Angiotensin II receptor blocker
Angiotensin II receptor blockers (ARBs), also known as angiotensin II receptor antagonists, AT1 receptor antagonists or sartans, are a group of pharmaceuticals that modulate the renin angiotensin system. Their main uses are in the treatment of arterial hypertension, diabetic nephropathy and congestive heart failure. They block the activation of AT1 receptors, preventing the binding of angiotensin II.
ARBs and similar-attributed ACE inhibitors are both indicated as the first-line antihypertensives in patients developing hypertension along with left-sided heart failure. However, ARBs appear to produce fewer adverse effects compared to ACEs.
Analysis suggests that several types of statins, calcium channel blockers, and angiotensin II receptor blockers are candidate drugs for the preventive treatment of unruptured intracranial aneurysms 1).

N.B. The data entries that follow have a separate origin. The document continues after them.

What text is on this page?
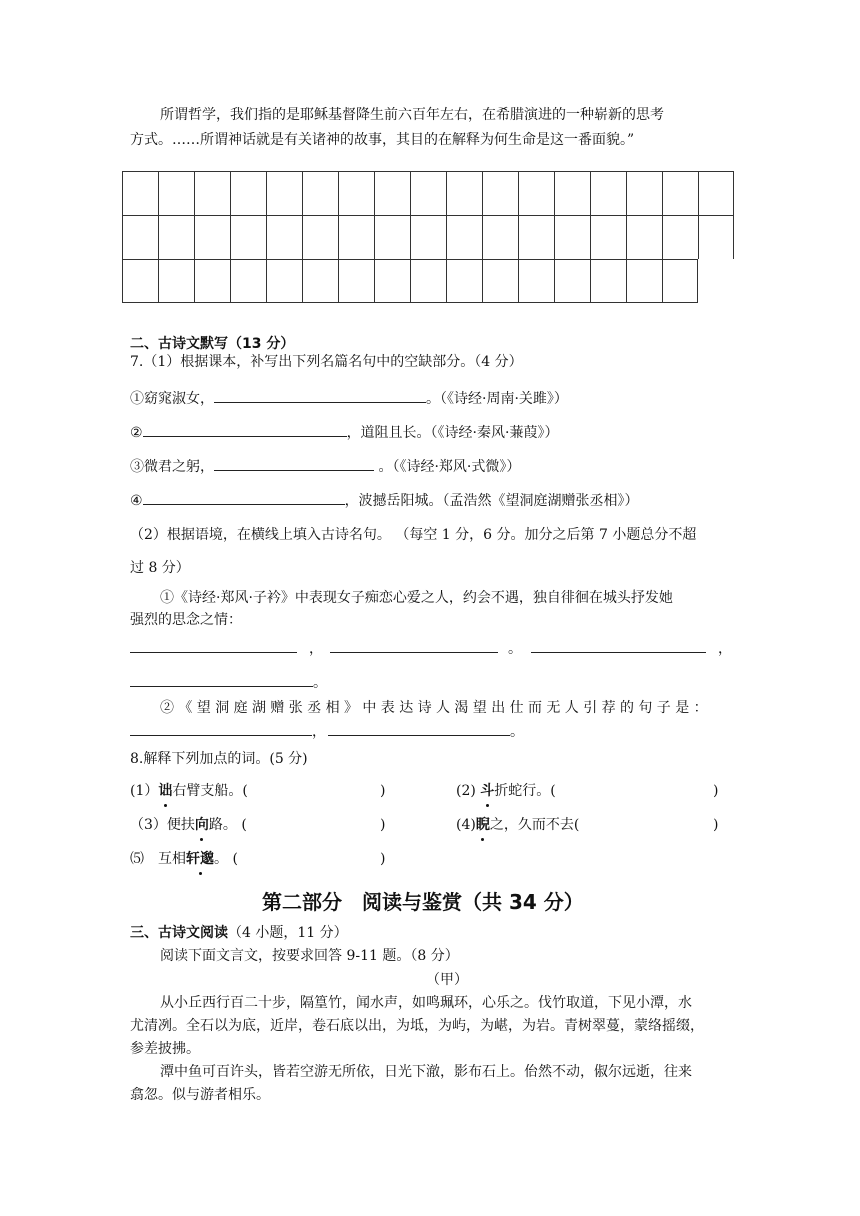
所谓哲学，我们指的是耶稣基督降生前六百年左右，在希腊演进的一种崭新的思考
方式。……所谓神话就是有关诸神的故事，其目的在解释为何生命是这一番面貌。”
二、古诗文默写（13 分）
7.（1）根据课本，补写出下列名篇名句中的空缺部分。（4 分）
①窈窕淑女，	。（《诗经·周南·关雎》）
②	，道阻且长。（《诗经·秦风·蒹葭》）
③微君之躬，	。（《诗经·郑风·式微》）
④	，波撼岳阳城。（孟浩然《望洞庭湖赠张丞相》）
（2）根据语境，在横线上填入古诗名句。 （每空 1 分，6 分。加分之后第 7 小题总分不超
过 8 分）
①《诗经·郑风·子衿》中表现女子痴恋心爱之人，约会不遇，独自徘徊在城头抒发她
强烈的思念之情：
，	。	，
。
②《望洞庭湖赠张丞相》中表达诗人渴望出仕而无人引荐的句子是：
，	。
8.解释下列加点的词。(5 分)
(1）诎右臂支船。(	)	(2) 斗折蛇行。(	)
（3）便扶向路。 (	)	(4)睨之，久而不去(	)
⑸　互相轩邈。 (	)
第二部分　阅读与鉴赏（共 34 分）
三、古诗文阅读（4 小题，11 分）
阅读下面文言文，按要求回答 9-11 题。（8 分）
（甲）
从小丘西行百二十步，隔篁竹，闻水声，如鸣珮环，心乐之。伐竹取道，下见小潭，水
尤清冽。全石以为底，近岸，卷石底以出，为坻，为屿，为嵁，为岩。青树翠蔓，蒙络摇缀，
参差披拂。
潭中鱼可百许头，皆若空游无所依，日光下澈，影布石上。佁然不动，俶尔远逝，往来
翕忽。似与游者相乐。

It was reported in a retrospective series that angiotensin receptor blockers might be associated with reduced peritumoral edema. The ASTER study is a randomized, placebo-controlled trial to assess whether or not the addition of Losartan to standard of care (SOC) can reduce steroid requirement during radiotherapy (RT) in patients with newly diagnosed GBM.
Patients with a histologically confirmed GBM after biopsy or partial surgical resection were randomised between Losartan or placebo in addition to SOC with RT and temozolomide (TMZ). The primary objective was to investigate the steroid dosage required to control brain edema on the last day of RT in each arm. The secondary outcomes were steroids dosage 1 month after the end of RT, assessment of cerebral oedema on magnetic resonance imaging, tolerance and survival.
Seventy-five patients were randomly assigned to receive Losartan (37 patients) or placebo (38 patients). No difference in the steroid dosage required to control brain edema on the last day of RT, or one month after completion of RT, was seen between both arms. The incidence of adverse events was similar in both arms. Median overall survival was similar in both arms.
Losartan, although well tolerated, does not reduce the steroid requirement in newly diagnosed GBM patients treated with concomitant RT and TMZ. Trial registration number NCT01805453 with ClinicalTrials.gov 2).
A study aimed to investigate whether pre-stroke treatment with fimasartan, an angiotensin II receptor blocker, has anti-inflammatory effects on ICH by inhibiting the activation of the NLRP3 inflammasome. Sprague-Dawley rats were divided into five groups: sham, vehicle, low-dose (0.5 mg/kg) and regular-doses (1.0 and 3.0 mg/kg) fimasartan. These rats were treated for 30 days before the induction of collagenase-induced ICH and continuously 3 days after surgery. The mean blood pressure (BP) in the low-dose fimasartan group was not significantly different from that of control, and BP in the regular-dose groups was decreased in a dose-dependent manner. Pretreatment with low-dose fimasartan attenuated ICH-induced edema and improved neurological functions. Activation of the NLRP3/ASC/caspase-1 and the NF-κB pathways after ICH was markedly reduced by low-dose fimasartan. The double immunofluorescence staining of brain cells showed a significant decrease in the co-localization of NLRP3 with Iba1 (microglia marker) positive cells by fimasartan treatment. Cultured microglia cells stimulated by hemolysate demonstrated significant activation of the inflammasome, which was reduced by fimasartan. Pretreatment with a low-dose fimasartan alleviated brain damage after acute ICH by inhibiting the NLRP3 inflammasome without lowering MBP.
The study suggests pre-stroke administration of fimasartan could potentially attenuate ICH-induced secondary brain injury by targeting the inflammasome 3).